4. Die ausgestandene Haft vom 16. November 2021, 05:55 Uhr bis 14:00 Uhr, sei A.___ im Erstehungsfall an die Strafe anzurechnen.
5. Die Entschädigung des amtlichen Verteidigers von A.___, Rechtsanwalt Ronny Scruzzi, sei durch das Gericht festzusetzen und zufolge amtlicher Verteidigung vom Staat zu bezahlen, unter Vorbehalt von Art. 135 Abs. 4 StPO.
6. Die Verfahrenskosten seien A.___ aufzuerlegen.
Rechtsanwältin Rahel Ritz als Vertreterin der Privatklägerin:
1. Der Schuldspruch betreffend A.___ vom 3. Mai 2023 sei zu bestätigen.
2. Der Beschuldige sei gegenüber der Privatklägerin für inskünftig aus und im Zusammenhang mit der verurteilten Straftat anfallenden Kosten dem Grundsatz nach bei einer Haftungsquote von 100 % für haftpflichtig zu erklären.
3. Die erstinstanzlich zugesprochene Genugtuungssumme sei zu bestätigen.
4. Die erstinstanzlich zugesprochene Parteientschädigung sei zu bestätigen.
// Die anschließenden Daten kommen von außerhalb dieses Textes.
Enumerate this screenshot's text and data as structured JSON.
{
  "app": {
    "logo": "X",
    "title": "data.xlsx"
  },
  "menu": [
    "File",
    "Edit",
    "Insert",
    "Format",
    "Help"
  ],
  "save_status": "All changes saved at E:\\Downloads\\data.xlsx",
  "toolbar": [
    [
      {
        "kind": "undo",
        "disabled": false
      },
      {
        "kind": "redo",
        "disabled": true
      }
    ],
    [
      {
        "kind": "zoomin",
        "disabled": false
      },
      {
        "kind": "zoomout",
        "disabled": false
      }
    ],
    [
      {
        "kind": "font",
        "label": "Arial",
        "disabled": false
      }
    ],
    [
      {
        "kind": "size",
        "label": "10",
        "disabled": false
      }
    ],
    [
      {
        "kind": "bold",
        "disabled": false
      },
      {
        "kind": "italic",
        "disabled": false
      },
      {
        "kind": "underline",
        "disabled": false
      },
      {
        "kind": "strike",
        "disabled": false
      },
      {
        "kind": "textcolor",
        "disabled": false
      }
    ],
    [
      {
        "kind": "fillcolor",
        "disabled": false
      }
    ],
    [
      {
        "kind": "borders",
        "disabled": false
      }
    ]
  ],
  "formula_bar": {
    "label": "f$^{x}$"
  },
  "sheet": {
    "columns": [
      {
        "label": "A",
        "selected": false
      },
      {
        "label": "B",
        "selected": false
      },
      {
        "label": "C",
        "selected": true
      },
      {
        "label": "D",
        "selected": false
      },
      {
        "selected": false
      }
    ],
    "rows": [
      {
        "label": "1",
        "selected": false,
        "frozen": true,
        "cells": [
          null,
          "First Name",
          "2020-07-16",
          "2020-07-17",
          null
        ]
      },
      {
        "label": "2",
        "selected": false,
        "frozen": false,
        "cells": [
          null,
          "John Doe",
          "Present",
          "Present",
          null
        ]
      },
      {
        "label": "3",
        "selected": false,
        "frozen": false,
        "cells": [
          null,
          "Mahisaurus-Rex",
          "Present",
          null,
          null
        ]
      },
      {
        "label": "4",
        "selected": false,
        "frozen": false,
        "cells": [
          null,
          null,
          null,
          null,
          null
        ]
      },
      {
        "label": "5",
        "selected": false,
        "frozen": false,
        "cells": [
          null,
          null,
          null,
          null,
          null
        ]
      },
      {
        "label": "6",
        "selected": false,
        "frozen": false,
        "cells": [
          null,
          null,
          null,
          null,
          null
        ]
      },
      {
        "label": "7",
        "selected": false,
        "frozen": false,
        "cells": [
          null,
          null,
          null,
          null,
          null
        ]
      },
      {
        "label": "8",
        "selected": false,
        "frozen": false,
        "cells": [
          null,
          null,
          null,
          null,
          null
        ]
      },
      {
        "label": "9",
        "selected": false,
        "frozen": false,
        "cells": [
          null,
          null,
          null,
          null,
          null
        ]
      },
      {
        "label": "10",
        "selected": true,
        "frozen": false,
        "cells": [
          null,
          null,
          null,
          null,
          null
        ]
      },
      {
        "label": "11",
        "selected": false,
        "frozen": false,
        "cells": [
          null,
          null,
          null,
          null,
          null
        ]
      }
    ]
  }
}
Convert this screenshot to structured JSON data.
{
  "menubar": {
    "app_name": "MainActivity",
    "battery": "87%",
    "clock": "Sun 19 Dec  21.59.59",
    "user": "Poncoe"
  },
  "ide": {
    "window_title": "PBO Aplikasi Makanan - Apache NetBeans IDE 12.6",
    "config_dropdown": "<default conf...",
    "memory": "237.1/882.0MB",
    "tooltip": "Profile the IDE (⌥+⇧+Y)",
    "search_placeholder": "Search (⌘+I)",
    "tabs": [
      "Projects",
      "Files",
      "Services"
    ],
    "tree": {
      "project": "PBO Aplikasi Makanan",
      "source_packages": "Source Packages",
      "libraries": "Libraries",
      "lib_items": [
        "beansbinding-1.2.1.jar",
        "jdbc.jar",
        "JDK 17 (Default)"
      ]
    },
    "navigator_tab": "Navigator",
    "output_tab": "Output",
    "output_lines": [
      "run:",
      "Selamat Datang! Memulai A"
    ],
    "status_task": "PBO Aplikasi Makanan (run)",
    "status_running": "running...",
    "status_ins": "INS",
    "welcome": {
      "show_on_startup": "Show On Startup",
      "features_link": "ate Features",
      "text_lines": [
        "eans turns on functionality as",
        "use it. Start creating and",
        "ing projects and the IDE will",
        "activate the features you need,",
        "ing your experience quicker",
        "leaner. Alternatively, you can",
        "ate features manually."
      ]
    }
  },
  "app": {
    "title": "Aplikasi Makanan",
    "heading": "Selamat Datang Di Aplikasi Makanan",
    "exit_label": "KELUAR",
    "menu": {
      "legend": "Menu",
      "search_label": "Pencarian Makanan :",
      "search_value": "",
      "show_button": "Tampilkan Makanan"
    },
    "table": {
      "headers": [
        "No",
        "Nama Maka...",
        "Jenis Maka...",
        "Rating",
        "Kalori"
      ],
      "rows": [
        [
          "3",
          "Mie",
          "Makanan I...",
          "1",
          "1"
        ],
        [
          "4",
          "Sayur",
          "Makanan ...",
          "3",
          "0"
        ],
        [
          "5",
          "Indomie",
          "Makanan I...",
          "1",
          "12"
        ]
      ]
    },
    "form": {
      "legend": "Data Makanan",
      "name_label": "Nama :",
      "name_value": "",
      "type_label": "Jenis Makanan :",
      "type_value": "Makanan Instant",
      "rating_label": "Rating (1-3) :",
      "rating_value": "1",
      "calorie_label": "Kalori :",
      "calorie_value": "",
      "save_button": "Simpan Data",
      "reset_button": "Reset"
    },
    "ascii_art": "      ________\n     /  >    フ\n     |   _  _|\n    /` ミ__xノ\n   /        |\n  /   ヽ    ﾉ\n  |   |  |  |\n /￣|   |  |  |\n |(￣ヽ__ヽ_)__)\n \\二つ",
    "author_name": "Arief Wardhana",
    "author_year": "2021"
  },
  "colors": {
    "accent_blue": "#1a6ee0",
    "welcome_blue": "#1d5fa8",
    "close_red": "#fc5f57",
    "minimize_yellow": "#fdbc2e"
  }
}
5. Der Beschuldigte sei für das Berufungsverfahren zur Entrichtung einer Parteientschädigung für die Privatklägerin in der Höhe der eingereichten Kostennote (zzgl. heutige Verhandlungsdauer und mündliche Urteilseröffnung) zu verpflichten.
6. Die Kosten des Verfahrens seien dem Beschuldigten aufzuerlegen.
Rechtsanwalt Ronny Scruzzi als amtlicher Verteidiger des Beschuldigten:
1. Der Beschuldigte A.___ sei in Abänderung von Urteilsdispositiv Ziff. 2 und 3 von Schuld und Strafe freizusprechen.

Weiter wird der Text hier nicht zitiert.